Based on CMS inspection data, NORTH PARK POST-ACUTE has a clean safety record: no substantiated abuse findings (meaning no confirmed cases of resident harm), no Immediate Jeopardy citations (the most serious violation level indicating risk of serious injury or death), and is not on the Special Focus Facility watch list (a federal program monitoring the lowest-performing 1% of nursing homes). The facility has a 3-star overall rating and ranks #100 of 100 nursing homes in California. While no facility is perfect, families should still ask about staff-to-resident ratios and recent inspection results during their visit.

Do Nurses at North Park Post-Acute Stick Around?

NORTH PARK POST-ACUTE has a staff turnover rate of 37%, which is about average for California nursing homes (state average: 46%). Moderate turnover is common in nursing homes, but families should still ask about staff tenure and how the facility maintains care continuity when employees leave.

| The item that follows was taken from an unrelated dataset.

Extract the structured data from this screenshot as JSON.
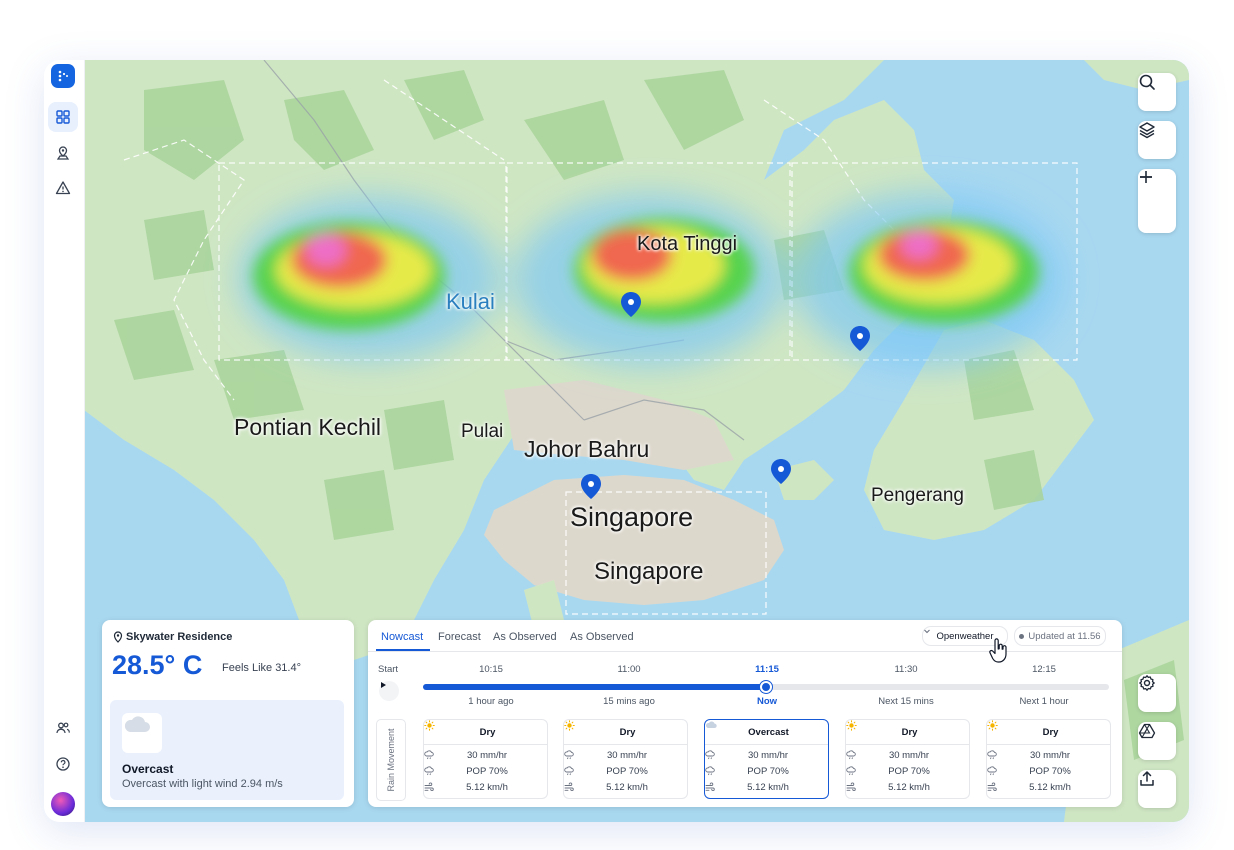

Was North Park Post-Acute Ever Fined?

NORTH PARK POST-ACUTE has no federal fines on record. CMS issues fines when nursing homes fail to meet care standards or don't correct problems found during inspections. The absence of fines suggests the facility has either maintained compliance or corrected any issues before penalties were assessed. This is a positive indicator, though families should still review recent inspection reports for the full picture.

Is North Park Post-Acute on Any Federal Watch List?

NORTH PARK POST-ACUTE is not on any federal watch list. The most significant is the Special Focus Facility (SFF) program, which identifies the bottom 1% of nursing homes nationally based on persistent, serious quality problems. Not being on this list means the facility has avoided the pattern of deficiencies that triggers enhanced federal oversight. This is a positive indicator, though families should still review the facility's inspection history directly.